As we waited for the band, the pot hitting, my mind began to expand and I hurtled backward through time.
In my mind’s eye, I was sitting in the control room of studio R-2. It was September of 1974. I had not yet reached my 19th birthday.
The King Biscuit Flower Hour, a syndicated radio program that broadcast live recordings of the greatest bands of the time, booked studio time with Phil to remix tapes of the Rolling Stones recorded in Brussels during their ’73 European tour. Mick was coming in to supervise the remix. We’d be spending the next several days together.
Waiting for Mick Jagger to arrive at the studio was agonizing. Having become apprenticed to my master almost a year before, I had already worked with a number of famous people, but none that I loved. My heart beat with tremulous excitement.
Like a true star, in the same way that the Stones would build excitement by getting on stage at the last possible moment, Jagger waited in the wings till we were all assembled in the control room so he could make his grand entrance.
The 31-year-old Jagger, in a billowy green silk shirt, a blue ascot with yellow pol
ka-dots, tight black pants and low, black leather boots, blew into the room, affecting shyness. In his deliciously crusty Mockney baritone, he asked, “Am I in the right place?”
The question was ironic. How could Mick Jagger ever be in the wrong place?
For once, the reality beat the fantasy. He could shine his charm on a room of 4 or 5 as brilliantly as he could light up a stadium of 50,000. With his moppy hair, crinkly eyes, and toothy smile, he was radiant, spectacular, gorgeous.
We were all deferential to the future Sir. Even Ramone, whose first record was the Grammy-winning “Girl From Ipanema,” who later recorded Procol Harum’s “Whiter Shade of Pale,” and had worked with the scariest artists from Streisand to Paul Simon to McCartney, seemed a little humbled in Jagger’s presence. Usually, Phil was fiercely possessive of his console. But for some unknown reason, without his client saying a word, he yielded the mixing seat to Mick, who sat down and placed his fingers on the red faders. These were the sliding volume controls for the various instruments: Bill’s steady bass, Charlie’s propulsive kick, snare, toms and cymbals, Mick Taylor’s crying lead guitar, Keith’s indomitable, archetypal guitar riffs, assorted horns, keys, and background vocals, and Mick’s own manically-inspired lead vocals.
We listened to the first song, “Brown Sugar.” Mick adjusted the balance between the instruments, trying to get a blend that would bring you into the middle of the concert.
I was pulled back to 2005, my reverie disturbed by the explosions, fanfare, and the crowd’s ritual cheer that greeted the band when they finally emerged on stage.
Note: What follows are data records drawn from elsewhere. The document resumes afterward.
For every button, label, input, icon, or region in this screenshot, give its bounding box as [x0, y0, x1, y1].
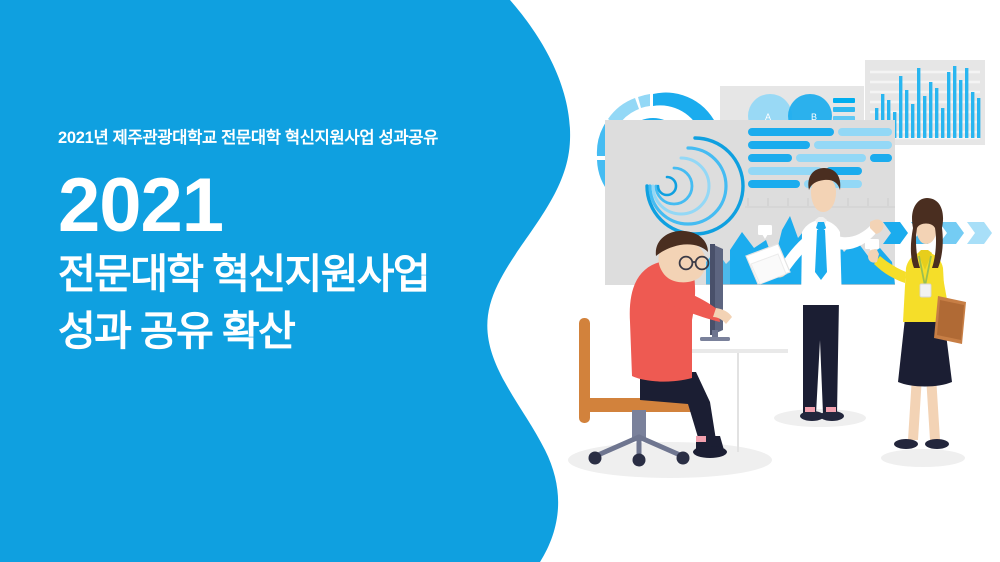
headline-line-2: 성과 공유 확산 [58, 308, 498, 355]
headline-line-1: 전문대학 혁신지원사업 [58, 251, 498, 298]
year-display: 2021 [58, 171, 498, 241]
slide-root: 2021년 제주관광대학교 전문대학 혁신지원사업 성과공유 2021 전문대학… [0, 0, 1000, 562]
folder-icon [934, 296, 966, 344]
title-text-block: 2021년 제주관광대학교 전문대학 혁신지원사업 성과공유 2021 전문대학… [58, 128, 498, 355]
business-analytics-illustration: A B C [520, 0, 1000, 562]
subtitle: 2021년 제주관광대학교 전문대학 혁신지원사업 성과공유 [58, 128, 498, 149]
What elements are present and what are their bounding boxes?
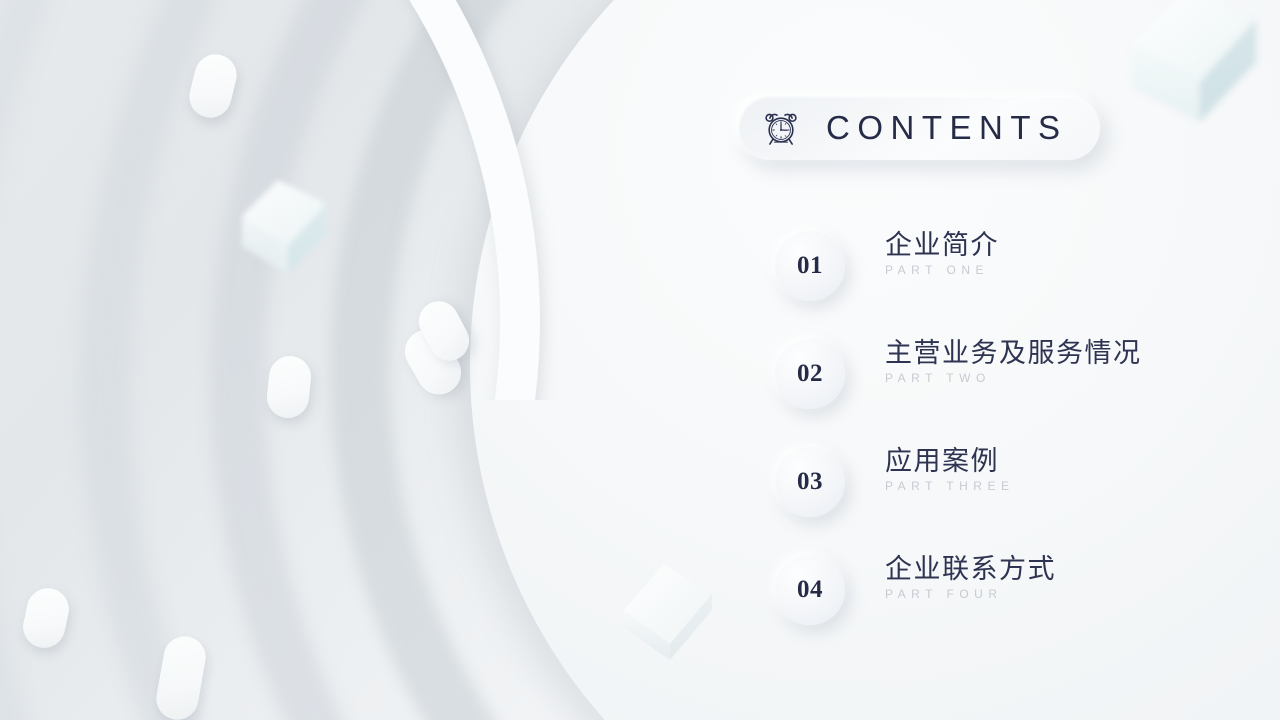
- table-of-contents: 01 企业简介 PART ONE 02 主营业务及服务情况 PART TWO 0…: [775, 228, 1245, 660]
- toc-item-title-cn: 主营业务及服务情况: [885, 336, 1142, 370]
- white-arc-d-cap: [19, 584, 73, 651]
- white-arc-d: [0, 560, 260, 720]
- toc-item-text-group: 企业简介 PART ONE: [885, 228, 999, 277]
- cube-icon-top-right: [1128, 0, 1280, 124]
- contents-header-pill: CONTENTS: [738, 96, 1100, 160]
- toc-item-title-en: PART FOUR: [885, 587, 1056, 601]
- toc-item-title-cn: 应用案例: [885, 444, 1014, 478]
- toc-item-02[interactable]: 02 主营业务及服务情况 PART TWO: [775, 336, 1245, 444]
- toc-item-title-cn: 企业简介: [885, 228, 999, 262]
- toc-number-label: 02: [797, 360, 823, 388]
- toc-item-text-group: 企业联系方式 PART FOUR: [885, 552, 1056, 601]
- toc-item-title-en: PART TWO: [885, 371, 1142, 385]
- toc-number-badge[interactable]: 02: [775, 339, 845, 409]
- white-arc-a-cap-bottom: [397, 322, 469, 403]
- white-arc-a-cap-top: [185, 50, 241, 122]
- toc-item-title-en: PART ONE: [885, 263, 999, 277]
- toc-number-label: 03: [797, 468, 823, 496]
- cube-icon-bottom: [608, 548, 728, 663]
- alarm-clock-icon: [760, 107, 802, 149]
- toc-number-badge[interactable]: 03: [775, 447, 845, 517]
- toc-item-title-en: PART THREE: [885, 479, 1014, 493]
- toc-item-03[interactable]: 03 应用案例 PART THREE: [775, 444, 1245, 552]
- contents-title: CONTENTS: [826, 109, 1068, 147]
- white-arc-e-cap: [153, 633, 209, 720]
- toc-number-label: 04: [797, 576, 823, 604]
- toc-number-badge[interactable]: 01: [775, 231, 845, 301]
- toc-item-01[interactable]: 01 企业简介 PART ONE: [775, 228, 1245, 336]
- cube-icon-left: [238, 176, 348, 276]
- white-arc-b: [330, 0, 620, 380]
- toc-item-text-group: 主营业务及服务情况 PART TWO: [885, 336, 1142, 385]
- toc-number-badge[interactable]: 04: [775, 555, 845, 625]
- white-arc-a-upper: [0, 0, 640, 400]
- white-arc-c-cap-top: [265, 354, 313, 420]
- presentation-slide: CONTENTS 01 企业简介 PART ONE 02 主营业务及服务情况 P…: [0, 0, 1280, 720]
- toc-item-title-cn: 企业联系方式: [885, 552, 1056, 586]
- toc-number-label: 01: [797, 252, 823, 280]
- white-arc-c: [220, 350, 640, 720]
- toc-item-text-group: 应用案例 PART THREE: [885, 444, 1014, 493]
- white-arc-b-cap: [412, 294, 476, 368]
- toc-item-04[interactable]: 04 企业联系方式 PART FOUR: [775, 552, 1245, 660]
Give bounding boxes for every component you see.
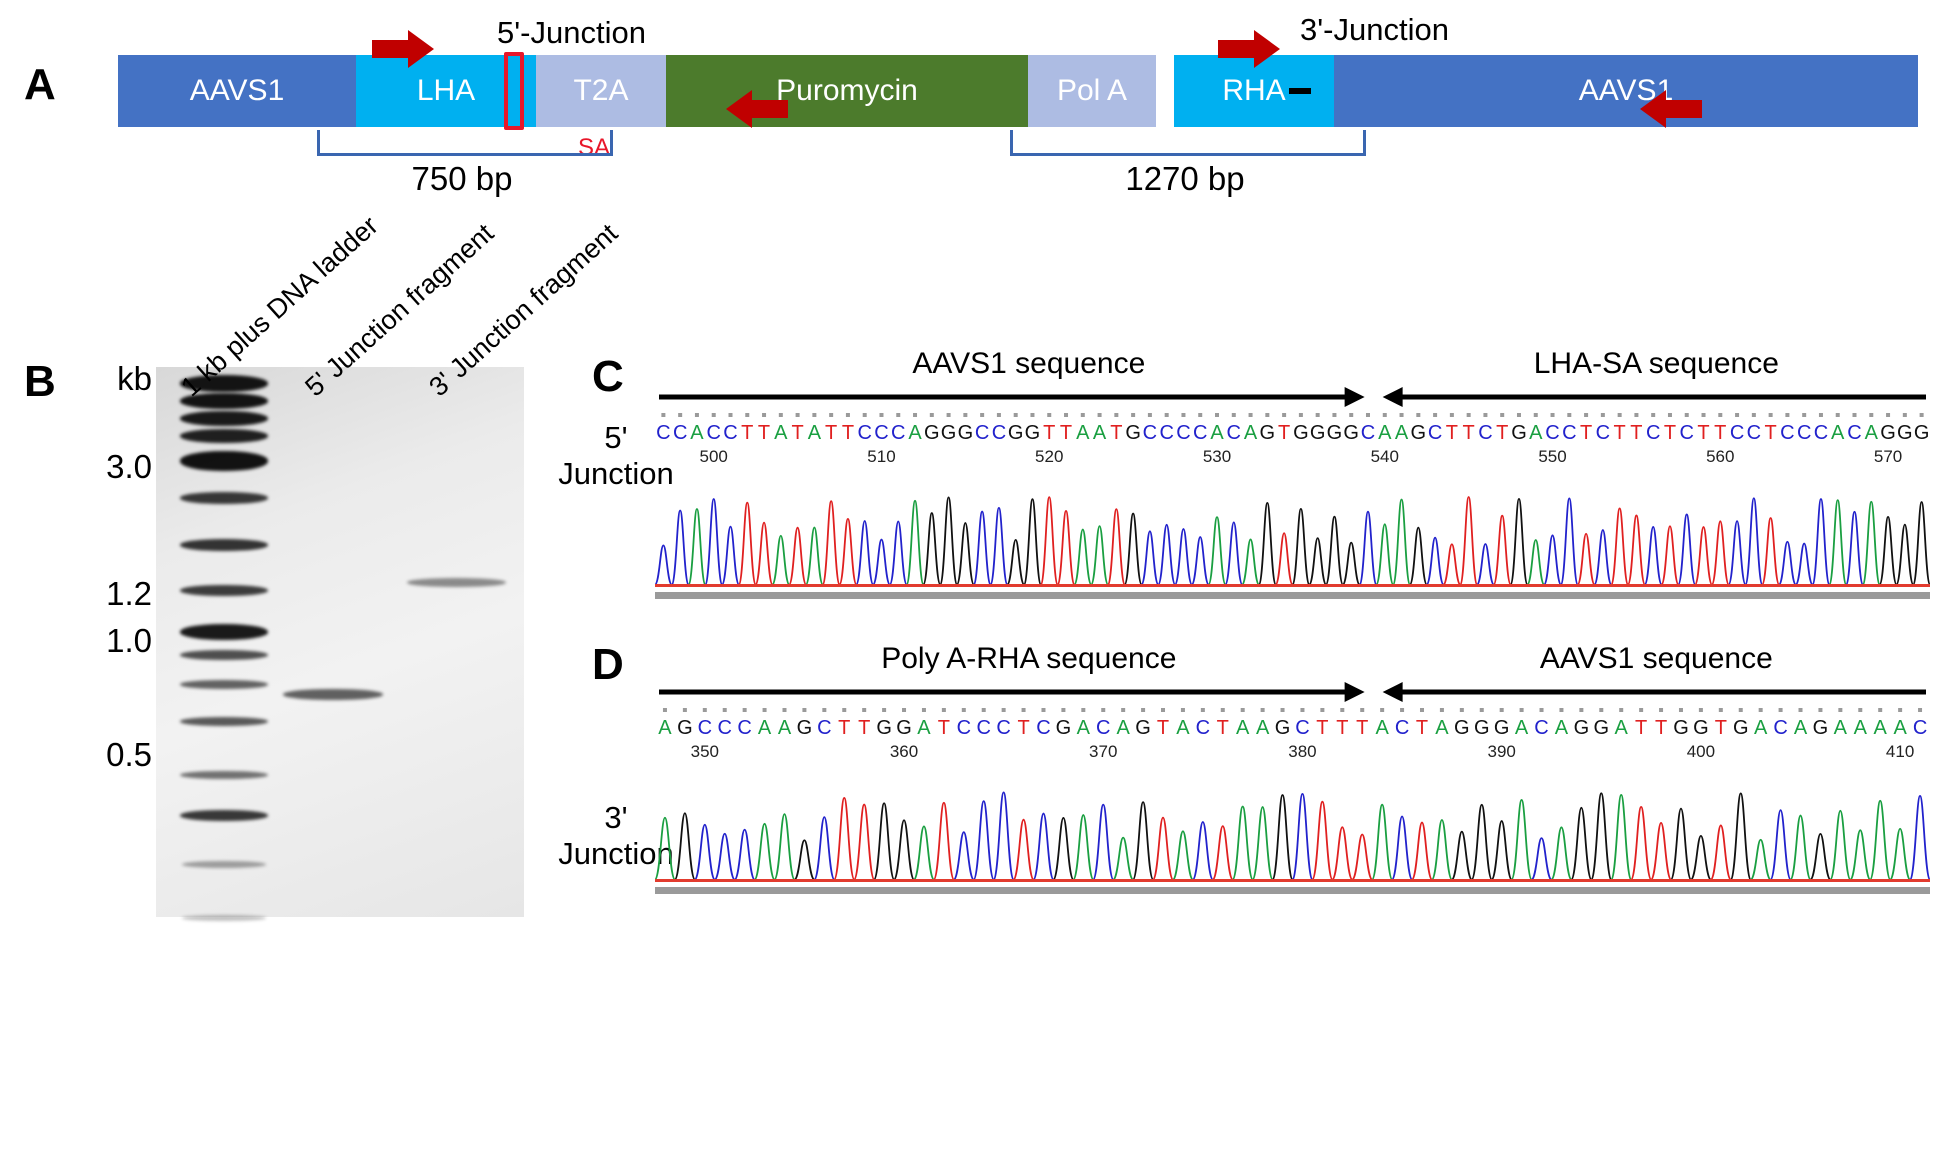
ladder-band bbox=[180, 492, 268, 504]
svg-text:A: A bbox=[808, 422, 822, 444]
svg-text:T: T bbox=[1043, 422, 1055, 444]
svg-text:G: G bbox=[876, 717, 892, 739]
svg-text:C: C bbox=[1176, 422, 1190, 444]
svg-text:G: G bbox=[1343, 422, 1359, 444]
ladder-band bbox=[180, 680, 268, 689]
svg-text:570: 570 bbox=[1874, 447, 1902, 466]
svg-text:G: G bbox=[1494, 717, 1510, 739]
svg-text:C: C bbox=[656, 422, 670, 444]
svg-text:T: T bbox=[825, 422, 837, 444]
svg-text:C: C bbox=[737, 717, 751, 739]
svg-text:C: C bbox=[817, 717, 831, 739]
svg-text:C: C bbox=[1295, 717, 1309, 739]
svg-text:C: C bbox=[857, 422, 871, 444]
quality-dot-row bbox=[655, 702, 1930, 712]
svg-text:T: T bbox=[838, 717, 850, 739]
panel-a-letter: A bbox=[24, 60, 56, 110]
gel-kb-tick: 0.5 bbox=[78, 736, 152, 774]
svg-text:A: A bbox=[1378, 422, 1392, 444]
svg-text:T: T bbox=[1664, 422, 1676, 444]
svg-text:G: G bbox=[1025, 422, 1041, 444]
svg-text:360: 360 bbox=[890, 742, 918, 761]
agarose-gel-image bbox=[156, 367, 524, 917]
svg-text:C: C bbox=[718, 717, 732, 739]
ladder-band bbox=[180, 771, 268, 779]
svg-text:T: T bbox=[1217, 717, 1229, 739]
svg-text:G: G bbox=[1914, 422, 1930, 444]
svg-text:T: T bbox=[858, 717, 870, 739]
svg-text:380: 380 bbox=[1288, 742, 1316, 761]
svg-text:G: G bbox=[1693, 717, 1709, 739]
svg-text:A: A bbox=[1555, 717, 1569, 739]
ladder-band bbox=[180, 585, 268, 596]
gel-band-5p-junction bbox=[283, 689, 383, 700]
construct-segment-puromycin: Puromycin bbox=[666, 55, 1028, 127]
construct-segment-t2a: T2A bbox=[536, 55, 666, 127]
gel-kb-header: kb bbox=[100, 360, 152, 398]
ladder-band bbox=[180, 451, 268, 471]
construct-segment-label: Pol A bbox=[1057, 74, 1127, 108]
ladder-band bbox=[180, 539, 268, 551]
svg-text:T: T bbox=[1655, 717, 1667, 739]
gel-band-3p-junction bbox=[407, 578, 506, 587]
svg-text:C: C bbox=[1680, 422, 1694, 444]
svg-text:520: 520 bbox=[1035, 447, 1063, 466]
svg-text:A: A bbox=[1236, 717, 1250, 739]
svg-text:A: A bbox=[1831, 422, 1845, 444]
svg-text:T: T bbox=[1416, 717, 1428, 739]
svg-text:C: C bbox=[1036, 717, 1050, 739]
svg-text:T: T bbox=[1157, 717, 1169, 739]
svg-text:A: A bbox=[1794, 717, 1808, 739]
amplicon-3p-label: 1270 bp bbox=[1125, 160, 1245, 198]
svg-text:G: G bbox=[1897, 422, 1913, 444]
svg-text:G: G bbox=[1125, 422, 1141, 444]
svg-text:A: A bbox=[1395, 422, 1409, 444]
svg-text:C: C bbox=[1730, 422, 1744, 444]
svg-text:C: C bbox=[957, 717, 971, 739]
position-ruler: 350360370380390400410 bbox=[655, 740, 1930, 764]
svg-text:T: T bbox=[791, 422, 803, 444]
construct-segment-label: AAVS1 bbox=[190, 74, 285, 108]
ladder-band bbox=[182, 861, 266, 868]
svg-text:G: G bbox=[958, 422, 974, 444]
svg-text:C: C bbox=[1193, 422, 1207, 444]
svg-text:A: A bbox=[690, 422, 704, 444]
svg-text:T: T bbox=[1316, 717, 1328, 739]
svg-text:C: C bbox=[698, 717, 712, 739]
construct-segment-pola: Pol A bbox=[1028, 55, 1156, 127]
svg-text:A: A bbox=[1893, 717, 1907, 739]
forward-primer-arrow-5p bbox=[372, 28, 434, 70]
svg-text:T: T bbox=[1630, 422, 1642, 444]
svg-text:G: G bbox=[941, 422, 957, 444]
svg-text:T: T bbox=[1336, 717, 1348, 739]
svg-text:G: G bbox=[1260, 422, 1276, 444]
svg-text:G: G bbox=[924, 422, 940, 444]
svg-text:C: C bbox=[1814, 422, 1828, 444]
svg-text:A: A bbox=[1615, 717, 1629, 739]
svg-text:C: C bbox=[976, 717, 990, 739]
svg-text:G: G bbox=[1275, 717, 1291, 739]
svg-text:C: C bbox=[1143, 422, 1157, 444]
svg-text:T: T bbox=[1017, 717, 1029, 739]
construct-segment-aavs1: AAVS1 bbox=[118, 55, 356, 127]
svg-text:C: C bbox=[1773, 717, 1787, 739]
svg-text:C: C bbox=[874, 422, 888, 444]
svg-text:500: 500 bbox=[700, 447, 728, 466]
svg-text:T: T bbox=[1580, 422, 1592, 444]
svg-text:T: T bbox=[1110, 422, 1122, 444]
svg-text:A: A bbox=[1529, 422, 1543, 444]
gel-kb-tick: 1.0 bbox=[78, 622, 152, 660]
construct-segment-aavs1-3p: AAVS1 bbox=[1334, 55, 1918, 127]
svg-text:C: C bbox=[673, 422, 687, 444]
position-ruler: 500510520530540550560570 bbox=[655, 445, 1930, 469]
ladder-band bbox=[180, 624, 268, 640]
reverse-primer-arrow-5p bbox=[726, 88, 788, 130]
construct-segment-label: LHA bbox=[417, 74, 475, 108]
svg-text:C: C bbox=[1596, 422, 1610, 444]
svg-text:A: A bbox=[758, 717, 772, 739]
splice-acceptor-box bbox=[504, 52, 524, 130]
left-sequence-region-label: Poly A-RHA sequence bbox=[715, 642, 1343, 676]
svg-text:T: T bbox=[1765, 422, 1777, 444]
ladder-band bbox=[180, 411, 268, 426]
svg-text:A: A bbox=[1834, 717, 1848, 739]
svg-text:390: 390 bbox=[1487, 742, 1515, 761]
svg-text:T: T bbox=[1446, 422, 1458, 444]
quality-dot-row bbox=[655, 407, 1930, 417]
construct-segment-label: Puromycin bbox=[776, 74, 918, 108]
svg-text:C: C bbox=[1395, 717, 1409, 739]
reverse-primer-arrow-3p bbox=[1640, 88, 1702, 130]
svg-text:G: G bbox=[1327, 422, 1343, 444]
svg-text:C: C bbox=[723, 422, 737, 444]
svg-text:G: G bbox=[1056, 717, 1072, 739]
svg-text:C: C bbox=[706, 422, 720, 444]
svg-text:G: G bbox=[1293, 422, 1309, 444]
ladder-band bbox=[180, 810, 268, 821]
svg-text:T: T bbox=[1496, 422, 1508, 444]
svg-text:G: G bbox=[1733, 717, 1749, 739]
ladder-band bbox=[180, 650, 268, 660]
svg-text:A: A bbox=[1077, 717, 1091, 739]
svg-text:G: G bbox=[1310, 422, 1326, 444]
svg-text:A: A bbox=[1435, 717, 1449, 739]
svg-text:C: C bbox=[1847, 422, 1861, 444]
chromatogram-baseline-grey bbox=[655, 592, 1930, 599]
svg-text:T: T bbox=[842, 422, 854, 444]
svg-text:A: A bbox=[1515, 717, 1529, 739]
left-sequence-region-label: AAVS1 sequence bbox=[715, 347, 1343, 381]
svg-text:G: G bbox=[1008, 422, 1024, 444]
svg-text:T: T bbox=[938, 717, 950, 739]
svg-text:A: A bbox=[778, 717, 792, 739]
basecall-sequence: AGCCCAAGCTTGGATCCCTCGACAGTACTAAGCTTTACTA… bbox=[655, 714, 1930, 740]
svg-text:G: G bbox=[1574, 717, 1590, 739]
amplicon-5p-bracket bbox=[317, 130, 613, 156]
svg-text:T: T bbox=[1614, 422, 1626, 444]
basecall-sequence: CCACCTTATATTCCCAGGGCCGGTTAATGCCCCACAGTGG… bbox=[655, 419, 1930, 445]
svg-text:C: C bbox=[1196, 717, 1210, 739]
svg-text:A: A bbox=[1176, 717, 1190, 739]
chromatogram-baseline-red bbox=[655, 879, 1930, 882]
svg-text:G: G bbox=[1511, 422, 1527, 444]
right-sequence-region-label: AAVS1 sequence bbox=[1403, 642, 1910, 676]
svg-text:A: A bbox=[917, 717, 931, 739]
svg-text:T: T bbox=[1060, 422, 1072, 444]
svg-text:C: C bbox=[1646, 422, 1660, 444]
ladder-band bbox=[180, 429, 268, 443]
forward-primer-arrow-3p bbox=[1218, 28, 1280, 70]
svg-text:370: 370 bbox=[1089, 742, 1117, 761]
svg-text:A: A bbox=[1874, 717, 1888, 739]
svg-text:C: C bbox=[1428, 422, 1442, 444]
svg-text:C: C bbox=[1747, 422, 1761, 444]
svg-text:A: A bbox=[1375, 717, 1389, 739]
svg-text:C: C bbox=[1534, 717, 1548, 739]
svg-text:A: A bbox=[908, 422, 922, 444]
svg-text:A: A bbox=[1244, 422, 1258, 444]
construct-segment-label: T2A bbox=[573, 74, 628, 108]
junction-3p-label: 3'-Junction bbox=[1300, 12, 1449, 48]
svg-text:G: G bbox=[1411, 422, 1427, 444]
svg-text:350: 350 bbox=[691, 742, 719, 761]
panel-c-letter: C bbox=[592, 352, 624, 402]
svg-text:A: A bbox=[1116, 717, 1130, 739]
gel-kb-tick: 1.2 bbox=[78, 575, 152, 613]
svg-text:G: G bbox=[896, 717, 912, 739]
svg-text:G: G bbox=[797, 717, 813, 739]
svg-text:A: A bbox=[1865, 422, 1879, 444]
svg-text:A: A bbox=[1256, 717, 1270, 739]
right-sequence-region-label: LHA-SA sequence bbox=[1403, 347, 1910, 381]
svg-text:C: C bbox=[1159, 422, 1173, 444]
svg-text:560: 560 bbox=[1706, 447, 1734, 466]
svg-text:A: A bbox=[1076, 422, 1090, 444]
construct-segment-gap bbox=[1156, 55, 1174, 127]
svg-text:G: G bbox=[1880, 422, 1896, 444]
gel-kb-tick: 3.0 bbox=[78, 448, 152, 486]
svg-text:C: C bbox=[891, 422, 905, 444]
svg-text:A: A bbox=[1754, 717, 1768, 739]
svg-text:G: G bbox=[1454, 717, 1470, 739]
svg-text:T: T bbox=[1356, 717, 1368, 739]
svg-text:G: G bbox=[677, 717, 693, 739]
svg-text:C: C bbox=[1545, 422, 1559, 444]
panel-d-letter: D bbox=[592, 640, 624, 690]
amplicon-3p-bracket bbox=[1010, 130, 1366, 156]
svg-text:T: T bbox=[1463, 422, 1475, 444]
svg-text:T: T bbox=[741, 422, 753, 444]
svg-text:A: A bbox=[1093, 422, 1107, 444]
ladder-band bbox=[182, 915, 266, 921]
svg-text:T: T bbox=[758, 422, 770, 444]
amplicon-5p-label: 750 bp bbox=[402, 160, 522, 198]
junction-5p-label: 5'-Junction bbox=[497, 15, 646, 51]
svg-text:G: G bbox=[1673, 717, 1689, 739]
svg-text:T: T bbox=[1635, 717, 1647, 739]
svg-text:510: 510 bbox=[867, 447, 895, 466]
svg-text:G: G bbox=[1594, 717, 1610, 739]
svg-text:400: 400 bbox=[1687, 742, 1715, 761]
svg-text:530: 530 bbox=[1203, 447, 1231, 466]
svg-text:A: A bbox=[1854, 717, 1868, 739]
svg-text:A: A bbox=[774, 422, 788, 444]
svg-text:G: G bbox=[1813, 717, 1829, 739]
linker-dash bbox=[1289, 88, 1311, 94]
svg-text:C: C bbox=[996, 717, 1010, 739]
svg-text:G: G bbox=[1135, 717, 1151, 739]
svg-text:A: A bbox=[658, 717, 672, 739]
ladder-band bbox=[180, 717, 268, 726]
svg-text:C: C bbox=[1562, 422, 1576, 444]
svg-text:540: 540 bbox=[1371, 447, 1399, 466]
svg-text:C: C bbox=[1797, 422, 1811, 444]
panel-b-letter: B bbox=[24, 357, 56, 407]
svg-text:C: C bbox=[1478, 422, 1492, 444]
svg-text:410: 410 bbox=[1886, 742, 1914, 761]
svg-text:T: T bbox=[1697, 422, 1709, 444]
svg-text:C: C bbox=[1361, 422, 1375, 444]
svg-text:C: C bbox=[1913, 717, 1927, 739]
svg-text:T: T bbox=[1714, 422, 1726, 444]
svg-text:T: T bbox=[1715, 717, 1727, 739]
svg-text:C: C bbox=[1227, 422, 1241, 444]
svg-text:C: C bbox=[975, 422, 989, 444]
svg-text:G: G bbox=[1474, 717, 1490, 739]
svg-text:C: C bbox=[1096, 717, 1110, 739]
svg-text:T: T bbox=[1278, 422, 1290, 444]
construct-segment-label: RHA bbox=[1222, 74, 1285, 108]
svg-text:550: 550 bbox=[1538, 447, 1566, 466]
panel-c-sanger-trace: AAVS1 sequenceLHA-SA sequenceCCACCTTATAT… bbox=[655, 345, 1935, 610]
panel-d-sanger-trace: Poly A-RHA sequenceAAVS1 sequenceAGCCCAA… bbox=[655, 640, 1935, 905]
svg-text:C: C bbox=[1780, 422, 1794, 444]
svg-text:A: A bbox=[1210, 422, 1224, 444]
svg-text:C: C bbox=[992, 422, 1006, 444]
chromatogram-baseline-red bbox=[655, 584, 1930, 587]
chromatogram-baseline-grey bbox=[655, 887, 1930, 894]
It was like seeing some more old friends, also noticeably aged, but still having it. Duke and I sat on the right, Keith’s side. As the memory of Charlie pounding the tom-toms and Keith’s syncopated guitar chops on “Brown Sugar” morphed into the real live opening chords of “Start Me Up,” I was lifted out of my seat and filled with joy. If I didn’t have the same endurance I had in ’72, I had a deeper appreciation of the music. I knew every note by heart now. As I had discovered the limits of my own talent through the years, I knew how impossibly magical it was to create such a transcendent spell.